In the last week alone, United Hatzalah volunteers across Israel have rescued three children from being locked in extremely hot cars. Thankfully, our volunteers arrived in time and were able to rescue the children, and none of the children suffered any lasting damage. All of these situations could have turned out differently and would have had tragic results for the children and families if not for the proper intervention.
Former Jerusalem Post health reporter Judy Siegel worked on a campaign a few years ago to raise awareness of this issue. Her efforts, combined with mine, resulted in a campaign that we funded in which we handed out stickers to drivers all over the country to serve as a reminder for parents to make sure that their children are not forgotten.
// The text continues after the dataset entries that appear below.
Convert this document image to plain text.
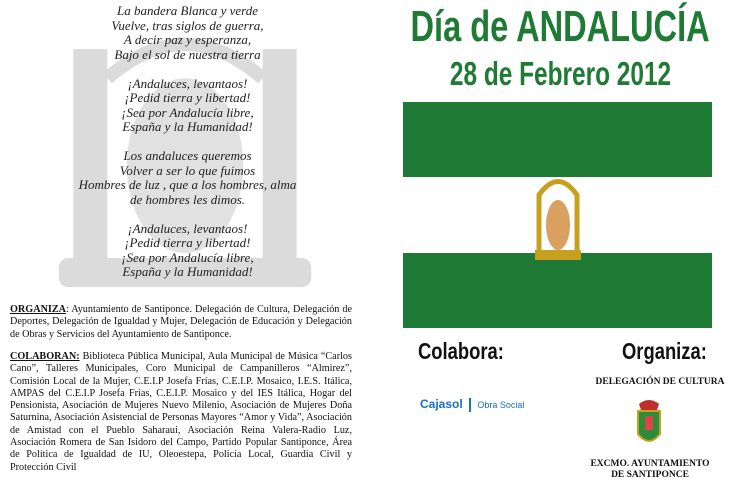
La bandera Blanca y verde
Vuelve, tras siglos de guerra,
A decir paz y esperanza,
Bajo el sol de nuestra tierra
¡Andaluces, levantaos!
¡Pedid tierra y libertad!
¡Sea por Andalucía libre,
España y la Humanidad!
Los andaluces queremos
Volver a ser lo que fuimos
Hombres de luz , que a los hombres, alma
de hombres les dimos.
¡Andaluces, levantaos!
¡Pedid tierra y libertad!
¡Sea por Andalucía libre,
España y la Humanidad!
ORGANIZA: Ayuntamiento de Santiponce. Delegación de Cultura, Delegación de Deportes, Delegación de Igualdad y Mujer, Delegación de Educación y Delegación de Obras y Servicios del Ayuntamiento de Santiponce.
COLABORAN: Biblioteca Pública Municipal, Aula Municipal de Música “Carlos Cano”, Talleres Municipales, Coro Municipal de Campanilleros “Almirez”, Comisión Local de la Mujer, C.E.I.P Josefa Frías, C.E.I.P. Mosaico, I.E.S. Itálica, AMPAS del C.E.I.P Josefa Frías, C.E.I.P. Mosaico y del IES Itálica, Hogar del Pensionista, Asociación de Mujeres Nuevo Milenio, Asociación de Mujeres Doña Saturnina, Asociación Asistencial de Personas Mayores “Amor y Vida”, Asociación de Amistad con el Pueblo Saharaui, Asociación Reina Valera-Radio Luz, Asociación Romera de San Isidoro del Campo, Partido Popular Santiponce, Área de Política de Igualdad de IU, Oleoestepa, Policía Local, Guardia Civil y Protección Civil
Día de ANDALUCÍA
28 de Febrero 2012
Colabora:	Organiza:
Cajasol Obra Social
DELEGACIÓN DE CULTURA
EXCMO. AYUNTAMIENTO
DE SANTIPONCE
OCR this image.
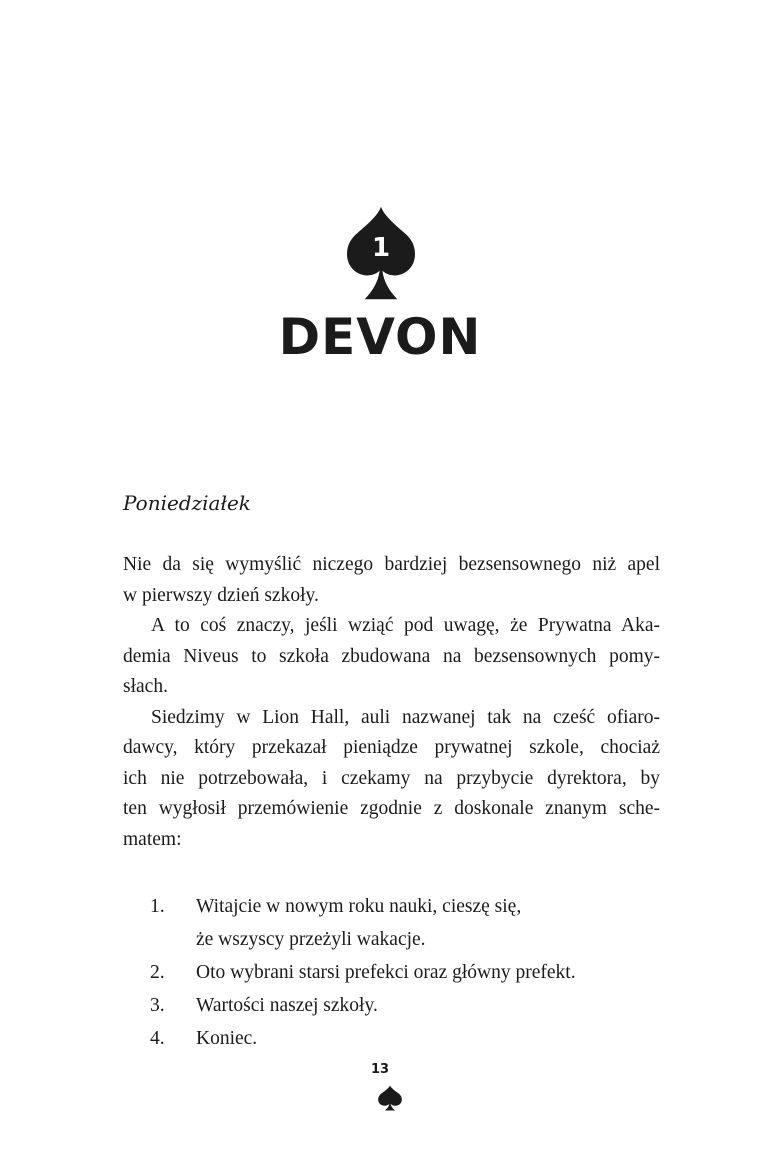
1
DEVON
Poniedziałek

Nie da się wymyślić niczego bardziej bezsensownego niż apel
w pierwszy dzień szkoły.

A to coś znaczy, jeśli wziąć pod uwagę, że Prywatna Aka-
demia Niveus to szkoła zbudowana na bezsensownych pomy-
słach.

Siedzimy w Lion Hall, auli nazwanej tak na cześć ofiaro-
dawcy, który przekazał pieniądze prywatnej szkole, chociaż
ich nie potrzebowała, i czekamy na przybycie dyrektora, by
ten wygłosił przemówienie zgodnie z doskonale znanym sche-
matem:

1. Witajcie w nowym roku nauki, cieszę się,
że wszyscy przeżyli wakacje.
2. Oto wybrani starsi prefekci oraz główny prefekt.
3. Wartości naszej szkoły.
4. Koniec.
13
I’ll never forget the story of a father who was not used to picking his son up from daycare, and when he went to the gym afterward, he forgot his son in the car. He was a loving father who cared for his son deeply, but he simply forgot. His son, who was sleeping in the back seat, died as a result. This is a topic that everyone should be discussing and constantly reminding one another about so that we can prevent even one unnecessary death. The government should pass laws to help prevent these tragedies. The same way in which there is a law requiring every car to have a yellow vest, so too it should be mandated that every car should have a preventive device that will remind parents to take their child out of the back seat.
I met a fellow from Monsey, NY, who is a car technician. He invented a device that prevents him from forgetting his tefillin or challot in the car by sounding an alarm every time he locks the car and doesn’t open the back door to take the items out of the back seat. The device is simple and inexpensive. This, too, I brought before the Knesset, but it was met with little support. If the government is not willing or able to make this a public issue, then we the public should make it an issue they cannot ignore.
As the summer heat intensifies, help me by making this issue one the government must take seriously, and issue legislation in order to help curb the trend. Post about it on social media. Encourage friends, neighbors and family members to be extra careful if they have young children. As B’Terem states clearly on its website, “If you think that this cannot happen to you, think again.” It is my sincere wish and prayer that there won’t be any more of these heart-breaking situations this summer, and that all of our children, whether they take buses or private shuttles to school, or are driving with their parents, remain healthy and safe.

The writer is the father of five children, a social entrepreneur and president and founder of United Hatzalah of Israel, an independent, non-profit, fully volunteer EMS organization that provides fast and free emergency first response throughout Israel.